Manual Memory Assignment

#include <pto/npu/a5/custom/MScatter.hpp>

using namespace pto;

void example_manual() {
    using IdxTile = Tile<TileType::Vec, int32_t, 8, 1>;
    using SrcTile = Tile<TileType::Vec, half, 8, 64>;
    using TableShape = Shape<1, 1, 1, 65536, 64>;
    using TableStride = Stride<1, 1, 1, 64, 1>;
    using TableTensor = GlobalTensor<half, TableShape, TableStride, Layout::ND>;

    __gm__ half* tablePtr = /* ... */;
    TableTensor tableGM(tablePtr);

    IdxTile idx;
    SrcTile src;

    TASSIGN(idx, 0x0);
    TASSIGN(src, 0x1000);

    MSCATTER<ScatterAtomicOp::None, ScatterOOB::Clamp>(tableGM, src, idx);
}

Performance Considerations

  1. Row-indexed scatter is more efficient than element-indexed when writing structured data because it enables coalesced memory access within each row.

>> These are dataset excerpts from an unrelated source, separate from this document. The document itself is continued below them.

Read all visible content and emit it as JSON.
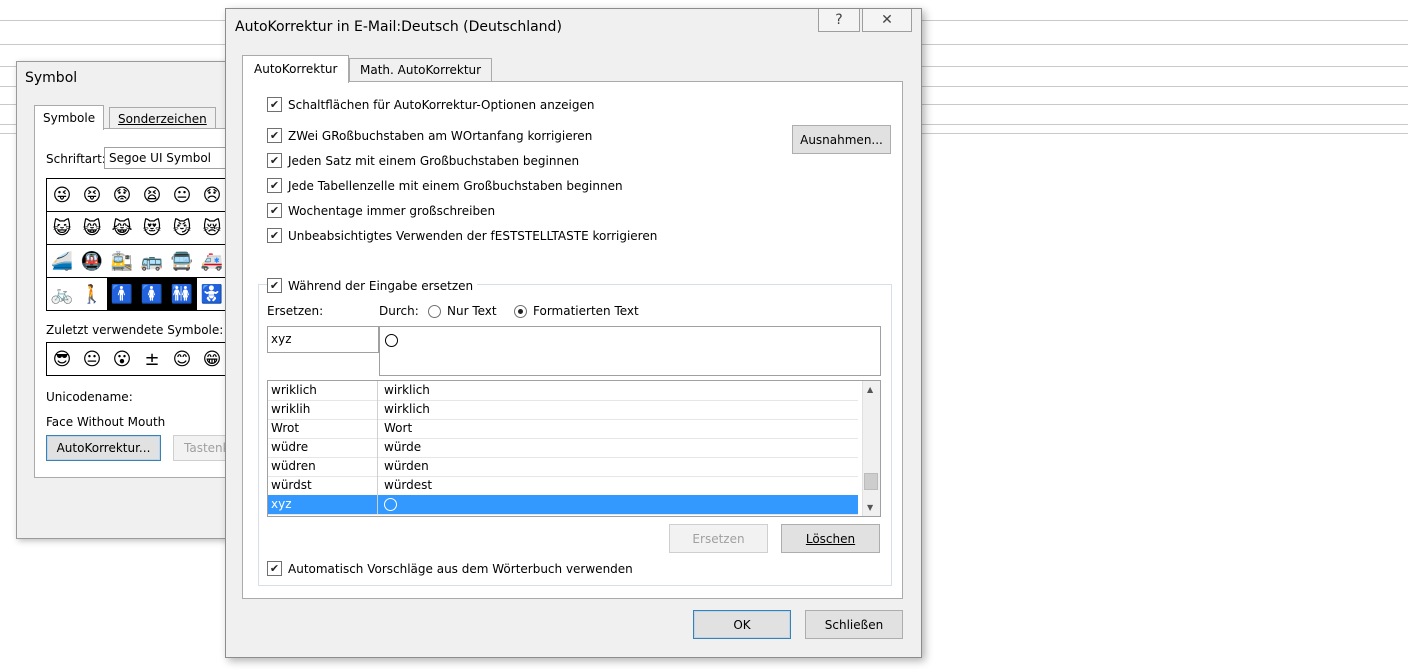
{
  "symbol_dialog": {
    "title": "Symbol",
    "tabs": [
      "Symbole",
      "Sonderzeichen"
    ],
    "font_label": "Schriftart:",
    "font_value": "Segoe UI Symbol",
    "grid": [
      [
        "😜",
        "😝",
        "😟",
        "😫",
        "😐",
        "😞"
      ],
      [
        "😺",
        "😸",
        "😹",
        "😻",
        "😼",
        "😿"
      ],
      [
        "🚄",
        "🚇",
        "🚉",
        "🚌",
        "🚍",
        "🚑"
      ],
      [
        "🚲",
        "🚶",
        "🚹",
        "🚺",
        "🚻",
        "🚼"
      ]
    ],
    "recent_label": "Zuletzt verwendete Symbole:",
    "recent": [
      "😎",
      "😐",
      "😮",
      "±",
      "😊",
      "😁"
    ],
    "unicode_label": "Unicodename:",
    "unicode_value": "Face Without Mouth",
    "autocorrect_button": "AutoKorrektur...",
    "shortcut_button_partial": "Tastenk"
  },
  "ak_dialog": {
    "title": "AutoKorrektur in E-Mail:Deutsch (Deutschland)",
    "help_icon": "?",
    "close_icon": "✕",
    "tabs": [
      "AutoKorrektur",
      "Math. AutoKorrektur"
    ],
    "options": [
      {
        "label": "Schaltflächen für AutoKorrektur-Optionen anzeigen",
        "checked": true
      },
      {
        "label": "ZWei GRoßbuchstaben am WOrtanfang korrigieren",
        "checked": true
      },
      {
        "label": "Jeden Satz mit einem Großbuchstaben beginnen",
        "checked": true
      },
      {
        "label": "Jede Tabellenzelle mit einem Großbuchstaben beginnen",
        "checked": true
      },
      {
        "label": "Wochentage immer großschreiben",
        "checked": true
      },
      {
        "label": "Unbeabsichtigtes Verwenden der fESTSTELLTASTE korrigieren",
        "checked": true
      }
    ],
    "exceptions_button": "Ausnahmen...",
    "replace_while_typing": {
      "label": "Während der Eingabe ersetzen",
      "checked": true
    },
    "replace_label": "Ersetzen:",
    "with_label": "Durch:",
    "radio_plain": "Nur Text",
    "radio_formatted": "Formatierten Text",
    "radio_selected": "Formatierten Text",
    "replace_value": "xyz",
    "entries": [
      {
        "from": "wriklich",
        "to": "wirklich"
      },
      {
        "from": "wriklih",
        "to": "wirklich"
      },
      {
        "from": "Wrot",
        "to": "Wort"
      },
      {
        "from": "wüdre",
        "to": "würde"
      },
      {
        "from": "wüdren",
        "to": "würden"
      },
      {
        "from": "würdst",
        "to": "würdest"
      },
      {
        "from": "xyz",
        "to": ""
      }
    ],
    "selected_entry": "xyz",
    "replace_button": "Ersetzen",
    "delete_button": "Löschen",
    "suggestions": {
      "label": "Automatisch Vorschläge aus dem Wörterbuch verwenden",
      "checked": true
    },
    "ok_button": "OK",
    "close_button": "Schließen"
  }
}
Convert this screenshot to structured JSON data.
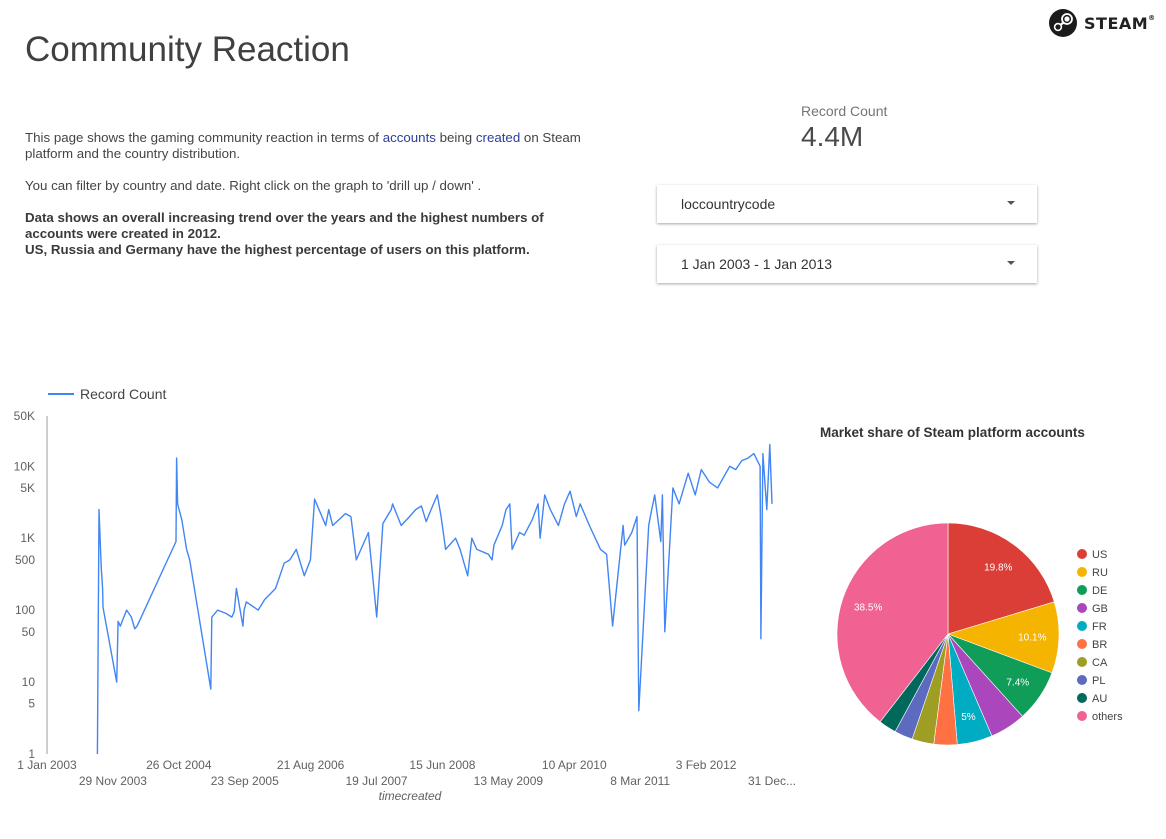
{
  "header": {
    "title": "Community Reaction",
    "brand": "STEAM",
    "brand_mark": "®",
    "logo_icon": "steam-logo-icon"
  },
  "description": {
    "p1_a": "This page shows the gaming community reaction in terms of ",
    "p1_accounts": "accounts",
    "p1_b": " being ",
    "p1_created": "created",
    "p1_c": " on Steam platform and the country distribution.",
    "p2": "You can filter by country and date. Right click on the graph to 'drill up / down' .",
    "p3_line1": "Data shows an overall increasing trend over the years and the highest numbers of accounts were created in 2012.",
    "p3_line2": "US, Russia and Germany have the highest percentage of users on this platform."
  },
  "scorecard": {
    "label": "Record Count",
    "value": "4.4M"
  },
  "filters": {
    "country": {
      "label": "loccountrycode",
      "icon": "dropdown-caret-icon"
    },
    "date": {
      "label": "1 Jan 2003 - 1 Jan 2013",
      "icon": "dropdown-caret-icon"
    }
  },
  "colors": {
    "line": "#4285f4",
    "axis": "#9e9e9e",
    "text": "#616161"
  },
  "chart_data": [
    {
      "type": "line",
      "legend": [
        "Record Count"
      ],
      "legend_position": "top-left",
      "xlabel": "timecreated",
      "ylabel": "",
      "yscale": "log",
      "ylim": [
        1,
        50000
      ],
      "y_ticks": [
        "50K",
        "10K",
        "5K",
        "1K",
        "500",
        "100",
        "50",
        "10",
        "5",
        "1"
      ],
      "x_ticks": [
        "1 Jan 2003",
        "29 Nov 2003",
        "26 Oct 2004",
        "23 Sep 2005",
        "21 Aug 2006",
        "19 Jul 2007",
        "15 Jun 2008",
        "13 May 2009",
        "10 Apr 2010",
        "8 Mar 2011",
        "3 Feb 2012",
        "31 Dec..."
      ],
      "xlim": [
        "2003-01-01",
        "2012-12-31"
      ],
      "grid": false,
      "series": [
        {
          "name": "Record Count",
          "x": [
            "2003-09-12",
            "2003-09-20",
            "2003-10-01",
            "2003-10-08",
            "2003-10-10",
            "2003-12-18",
            "2003-12-25",
            "2004-01-05",
            "2004-02-06",
            "2004-03-01",
            "2004-03-18",
            "2004-03-30",
            "2004-10-12",
            "2004-10-15",
            "2004-10-20",
            "2004-11-10",
            "2004-12-04",
            "2004-12-20",
            "2005-04-05",
            "2005-04-10",
            "2005-05-10",
            "2005-06-20",
            "2005-07-20",
            "2005-08-01",
            "2005-08-12",
            "2005-09-14",
            "2005-09-20",
            "2005-10-01",
            "2005-11-30",
            "2006-01-01",
            "2006-02-25",
            "2006-04-10",
            "2006-05-08",
            "2006-06-10",
            "2006-07-20",
            "2006-08-20",
            "2006-09-10",
            "2006-11-05",
            "2006-11-20",
            "2006-12-10",
            "2007-02-12",
            "2007-03-12",
            "2007-04-08",
            "2007-06-08",
            "2007-07-20",
            "2007-08-20",
            "2007-10-01",
            "2007-10-08",
            "2007-11-20",
            "2008-01-01",
            "2008-02-01",
            "2008-03-01",
            "2008-03-25",
            "2008-04-10",
            "2008-05-20",
            "2008-06-08",
            "2008-07-01",
            "2008-08-20",
            "2008-09-12",
            "2008-10-20",
            "2008-11-10",
            "2008-12-05",
            "2009-02-01",
            "2009-02-20",
            "2009-03-01",
            "2009-04-12",
            "2009-05-01",
            "2009-05-20",
            "2009-06-01",
            "2009-07-08",
            "2009-08-01",
            "2009-09-10",
            "2009-10-10",
            "2009-10-20",
            "2009-11-12",
            "2009-12-10",
            "2010-01-20",
            "2010-02-20",
            "2010-03-20",
            "2010-04-20",
            "2010-05-10",
            "2010-06-25",
            "2010-07-25",
            "2010-08-20",
            "2010-09-20",
            "2010-10-20",
            "2010-12-12",
            "2010-12-20",
            "2011-01-25",
            "2011-02-20",
            "2011-03-01",
            "2011-04-20",
            "2011-05-01",
            "2011-05-20",
            "2011-06-20",
            "2011-06-28",
            "2011-07-10",
            "2011-08-20",
            "2011-09-20",
            "2011-11-05",
            "2011-12-10",
            "2012-01-10",
            "2012-02-20",
            "2012-04-01",
            "2012-06-01",
            "2012-07-01",
            "2012-08-01",
            "2012-09-01",
            "2012-10-01",
            "2012-11-01",
            "2012-11-05",
            "2012-11-15",
            "2012-12-05",
            "2012-12-20",
            "2012-12-31"
          ],
          "values": [
            1,
            2500,
            400,
            200,
            110,
            10,
            70,
            60,
            100,
            80,
            55,
            60,
            900,
            13000,
            3000,
            1800,
            700,
            500,
            8,
            80,
            100,
            90,
            80,
            95,
            200,
            60,
            100,
            130,
            100,
            140,
            200,
            450,
            500,
            700,
            300,
            500,
            3500,
            1500,
            2500,
            1500,
            2200,
            2000,
            500,
            1200,
            80,
            1600,
            2500,
            3000,
            1500,
            2000,
            2500,
            2800,
            1700,
            2200,
            4000,
            2000,
            700,
            1000,
            700,
            300,
            1000,
            700,
            600,
            500,
            800,
            1500,
            2500,
            3000,
            700,
            1200,
            1100,
            1800,
            3000,
            1000,
            4000,
            2500,
            1500,
            3000,
            4500,
            2000,
            3000,
            1500,
            1000,
            700,
            600,
            60,
            1500,
            800,
            1200,
            2000,
            4,
            1500,
            2200,
            4000,
            900,
            4000,
            50,
            5000,
            3000,
            8000,
            4000,
            9000,
            6000,
            5000,
            10000,
            9000,
            12000,
            13000,
            15000,
            10000,
            40,
            15000,
            2500,
            20000,
            3000
          ]
        }
      ]
    },
    {
      "type": "pie",
      "title": "Market share of Steam platform accounts",
      "legend": [
        "US",
        "RU",
        "DE",
        "GB",
        "FR",
        "BR",
        "CA",
        "PL",
        "AU",
        "others"
      ],
      "legend_position": "right",
      "values": [
        19.8,
        10.1,
        7.4,
        5.1,
        5.0,
        3.3,
        3.1,
        2.6,
        2.5,
        38.5
      ],
      "labels": [
        "19.8%",
        "10.1%",
        "7.4%",
        "",
        "5%",
        "",
        "",
        "",
        "",
        "38.5%"
      ],
      "colors": [
        "#db3e36",
        "#f4b400",
        "#0f9d58",
        "#ab47bc",
        "#00acc1",
        "#ff7043",
        "#9e9d24",
        "#5c6bc0",
        "#00695c",
        "#f06292"
      ]
    }
  ]
}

  2. Atomic operations: Use ScatterAtomicOp::None when indices are guaranteed unique for best performance. Atomic modes add synchronization overhead.

  3. SIMT execution: The kernel uses 1024 threads (32 warps × 32 lanes) for parallel scatter operations.

  4. Out-of-bounds mode: ScatterOOB::Undefined is fastest but requires indices to be valid. Use Skip, Clamp, or Wrap when indices may exceed bounds.

  5. Write conflicts: When multiple source elements target the same destination with AtomicNone, the result is non-deterministic (last writer wins).

  • TSTORE: Contiguous block transfer from Tile to GM
  • TSCATTER: Index-based scatter within tiles (UB-to-UB)
  • MGATHER: Indexed gather from GM to Tile (inverse operation)